9. “I know the smartest negotiators in the world. I know the good ones, I know the bad ones, I know the overrated ones. You got a lot of them that are overrated. They’re not good, they think they are, they get good stories, cause the newspapers get buffaloed. But they’re not good. But I know the best negotiators in the world. I’d put them one for each country. Believe me, folks, we’d do very well.”
10. “I’m proud of my net worth, I’ve done an amazing job … The total is $8,737,540,000 US. I’m not doing that to brag, because you know what, I don’t have to brag.”
Here’s a few quotes from Art of the Deal, which Trump did not write but is largely based on how he lives his life, that explain the thought process behind this enigmatic figure:
“I try not to schedule too many meetings. I leave my door open. You can’t be imaginative or entrepreneurial if you’ve got too much structure. I prefer to come to work each day and just see what develops.”
“One thing I’ve learned about the press is that they’re always hungry for a good story, and the more sensational the better. It’s in the nature of the job, and I understand that.
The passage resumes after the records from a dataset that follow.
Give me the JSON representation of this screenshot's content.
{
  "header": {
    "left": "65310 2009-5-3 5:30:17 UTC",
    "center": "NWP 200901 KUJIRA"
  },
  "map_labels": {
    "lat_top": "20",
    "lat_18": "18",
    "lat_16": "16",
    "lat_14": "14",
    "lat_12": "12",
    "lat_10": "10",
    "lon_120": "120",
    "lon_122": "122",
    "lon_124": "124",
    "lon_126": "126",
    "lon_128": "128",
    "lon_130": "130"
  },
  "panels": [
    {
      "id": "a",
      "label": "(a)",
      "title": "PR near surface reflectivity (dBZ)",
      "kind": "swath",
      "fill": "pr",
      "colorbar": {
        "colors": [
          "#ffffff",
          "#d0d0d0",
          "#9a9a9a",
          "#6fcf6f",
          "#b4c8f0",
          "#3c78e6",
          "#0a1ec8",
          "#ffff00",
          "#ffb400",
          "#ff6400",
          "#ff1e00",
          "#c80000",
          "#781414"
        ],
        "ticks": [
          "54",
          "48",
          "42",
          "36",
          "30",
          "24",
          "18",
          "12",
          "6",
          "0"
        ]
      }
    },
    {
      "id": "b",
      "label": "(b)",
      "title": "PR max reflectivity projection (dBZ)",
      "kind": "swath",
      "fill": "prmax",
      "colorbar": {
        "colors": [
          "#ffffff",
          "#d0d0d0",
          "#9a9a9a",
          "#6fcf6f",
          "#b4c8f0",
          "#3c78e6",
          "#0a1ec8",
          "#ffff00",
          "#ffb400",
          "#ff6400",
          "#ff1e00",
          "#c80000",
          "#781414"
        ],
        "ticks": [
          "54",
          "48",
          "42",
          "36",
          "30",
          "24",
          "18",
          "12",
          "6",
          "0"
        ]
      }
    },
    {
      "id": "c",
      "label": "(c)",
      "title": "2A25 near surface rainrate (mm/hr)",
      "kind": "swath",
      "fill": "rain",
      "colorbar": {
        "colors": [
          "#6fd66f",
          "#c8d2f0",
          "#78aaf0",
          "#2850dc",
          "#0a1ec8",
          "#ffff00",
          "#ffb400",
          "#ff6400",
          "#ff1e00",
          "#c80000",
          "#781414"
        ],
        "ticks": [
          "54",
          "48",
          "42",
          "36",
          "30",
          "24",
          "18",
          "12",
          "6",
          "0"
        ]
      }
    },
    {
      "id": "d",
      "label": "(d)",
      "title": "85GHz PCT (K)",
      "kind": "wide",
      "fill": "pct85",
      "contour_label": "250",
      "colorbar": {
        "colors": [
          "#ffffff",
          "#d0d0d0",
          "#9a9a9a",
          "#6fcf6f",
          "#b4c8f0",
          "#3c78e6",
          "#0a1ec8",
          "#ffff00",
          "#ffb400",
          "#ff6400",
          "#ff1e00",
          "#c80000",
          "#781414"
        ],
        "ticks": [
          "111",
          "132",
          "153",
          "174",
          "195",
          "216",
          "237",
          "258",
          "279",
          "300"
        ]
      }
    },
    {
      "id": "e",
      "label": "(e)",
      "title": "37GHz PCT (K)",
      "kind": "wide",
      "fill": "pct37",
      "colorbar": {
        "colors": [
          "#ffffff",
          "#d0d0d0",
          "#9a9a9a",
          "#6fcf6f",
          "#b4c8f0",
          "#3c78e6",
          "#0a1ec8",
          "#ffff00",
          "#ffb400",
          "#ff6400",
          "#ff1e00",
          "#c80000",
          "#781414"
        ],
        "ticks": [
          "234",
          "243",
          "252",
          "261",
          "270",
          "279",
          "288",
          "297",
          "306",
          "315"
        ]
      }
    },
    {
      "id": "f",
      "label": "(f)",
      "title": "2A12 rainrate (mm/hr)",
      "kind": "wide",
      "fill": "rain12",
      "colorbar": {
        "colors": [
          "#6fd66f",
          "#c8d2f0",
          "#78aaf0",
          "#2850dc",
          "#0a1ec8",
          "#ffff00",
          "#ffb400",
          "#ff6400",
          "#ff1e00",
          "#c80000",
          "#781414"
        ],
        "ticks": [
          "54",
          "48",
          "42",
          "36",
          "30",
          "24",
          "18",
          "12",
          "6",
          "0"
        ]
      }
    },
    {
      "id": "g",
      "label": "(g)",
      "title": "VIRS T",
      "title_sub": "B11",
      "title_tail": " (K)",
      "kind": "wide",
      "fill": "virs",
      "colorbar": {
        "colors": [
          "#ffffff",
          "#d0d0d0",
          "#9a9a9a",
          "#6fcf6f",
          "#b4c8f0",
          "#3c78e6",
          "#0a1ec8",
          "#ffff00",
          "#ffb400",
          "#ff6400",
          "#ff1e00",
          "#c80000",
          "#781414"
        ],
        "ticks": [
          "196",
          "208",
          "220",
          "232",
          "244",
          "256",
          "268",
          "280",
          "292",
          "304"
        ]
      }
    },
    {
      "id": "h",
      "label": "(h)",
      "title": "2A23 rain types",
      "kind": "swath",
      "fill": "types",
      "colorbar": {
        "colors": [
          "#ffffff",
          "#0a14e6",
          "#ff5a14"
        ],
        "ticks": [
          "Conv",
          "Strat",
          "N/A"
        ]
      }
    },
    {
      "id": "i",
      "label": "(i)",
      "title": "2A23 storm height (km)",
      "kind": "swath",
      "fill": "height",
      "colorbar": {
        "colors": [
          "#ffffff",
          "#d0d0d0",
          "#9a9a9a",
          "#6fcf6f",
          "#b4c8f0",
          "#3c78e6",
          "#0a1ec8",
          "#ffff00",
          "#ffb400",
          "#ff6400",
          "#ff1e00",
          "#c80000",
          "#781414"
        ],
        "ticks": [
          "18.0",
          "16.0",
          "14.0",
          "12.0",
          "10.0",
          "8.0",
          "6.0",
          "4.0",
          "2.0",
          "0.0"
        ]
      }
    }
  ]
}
The point is that if you are a little different, or a little outrageous, or if you do things that are bold or controversial, the press is going to write about you.”
“The final key to the way I promote is bravado. I play to people’s fantasies. People may not always think big themselves, but they can still get very excited by those who do. That’s why a little hyperbole never hurts. People want to believe that something is the biggest and the greatest and the most spectacular. I call it truthful hyperbole. It’s an innocent form of exaggeration, and a very effective form of promotion.”
“[W]hen people treat me badly or unfairly or try to take advantage of me, my general attitude, all my life, has been to fight back very hard. The risk is you’ll make a bad situation worse, and I certainly don’t recommend this approach to everyone. But my experience is that if you’re fighting for something you believe in — even if it means alienating some people along the way — things usually work out for the best in the end.”
“You can’t con people, at least not for long. You can create excitement, you can do wonderful promotion and get all kinds of press, and you can throw in a little hyperbole. But if you don’t deliver the goods, people will eventually catch on.”
“I’m the first to admit that I am very competitive and that I’ll do nearly anything within legal bounds to win. Sometimes, part of making a deal is denigrating your competition.”